Submissions are solicited either for oral presentations or for poster
sessions. They will be reviewed by members of the International
Scientific Committee. Oral presentations should last 20 minutes (plus
10 minutes discussion). All submissions should follow the abstract
guidelines below.

Submissions should be in English. Abstracts should not exceed 1200
words (about two A4 pages), single-spaced, font size 12 pt or larger,
with 2.5 cm margins on all sides. Any diagrams and references must
fit on this two page submission.

Head material (at the top of the first page):

- Title of the paper,
- Author name(s),
- Author affiliation(s) in brief (1 line),
- Email address of principal author
- Type of submission (oral presentation, poster)

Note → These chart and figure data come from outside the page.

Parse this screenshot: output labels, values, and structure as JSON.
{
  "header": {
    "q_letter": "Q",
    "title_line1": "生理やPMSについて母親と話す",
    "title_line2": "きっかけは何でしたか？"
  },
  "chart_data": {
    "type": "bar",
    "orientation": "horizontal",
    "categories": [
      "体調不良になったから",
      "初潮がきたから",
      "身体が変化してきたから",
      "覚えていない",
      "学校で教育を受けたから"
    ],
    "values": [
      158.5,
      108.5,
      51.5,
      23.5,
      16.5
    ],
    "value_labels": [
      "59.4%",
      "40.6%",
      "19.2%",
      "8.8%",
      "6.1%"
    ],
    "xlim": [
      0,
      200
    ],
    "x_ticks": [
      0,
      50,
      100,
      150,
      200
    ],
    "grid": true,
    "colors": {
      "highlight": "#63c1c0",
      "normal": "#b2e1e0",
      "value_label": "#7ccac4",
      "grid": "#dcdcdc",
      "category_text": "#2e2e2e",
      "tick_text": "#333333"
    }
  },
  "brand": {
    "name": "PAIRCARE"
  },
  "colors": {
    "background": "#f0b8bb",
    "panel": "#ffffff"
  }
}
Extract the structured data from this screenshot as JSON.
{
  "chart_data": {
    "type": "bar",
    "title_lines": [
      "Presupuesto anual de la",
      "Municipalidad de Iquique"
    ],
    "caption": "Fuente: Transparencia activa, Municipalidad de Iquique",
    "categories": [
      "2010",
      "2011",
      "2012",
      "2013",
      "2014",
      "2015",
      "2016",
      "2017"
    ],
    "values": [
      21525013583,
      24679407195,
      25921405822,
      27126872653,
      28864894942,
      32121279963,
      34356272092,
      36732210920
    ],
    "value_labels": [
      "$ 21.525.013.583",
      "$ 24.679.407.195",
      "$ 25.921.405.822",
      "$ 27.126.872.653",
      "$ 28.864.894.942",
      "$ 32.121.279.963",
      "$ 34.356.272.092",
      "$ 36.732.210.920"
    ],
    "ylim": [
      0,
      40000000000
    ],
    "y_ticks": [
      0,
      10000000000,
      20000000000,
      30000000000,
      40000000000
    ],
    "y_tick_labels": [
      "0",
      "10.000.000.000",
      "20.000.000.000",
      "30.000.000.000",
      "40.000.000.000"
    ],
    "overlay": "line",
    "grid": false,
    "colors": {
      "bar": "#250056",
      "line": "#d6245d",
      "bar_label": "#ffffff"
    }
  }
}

Abstracts should be emailed to submission at lcm2006.net as an
ATTACHMENT (i.e. not included in the message) preferably as a MS Word
document, but in PDF or postscript format if it is necessary to
include a diagram or figure.

Abstracts should be submitted by January 15, 2006. Notification of
acceptance by March 30, 2006. All abstracts will be reviewed by
members of the International Scientific Committee.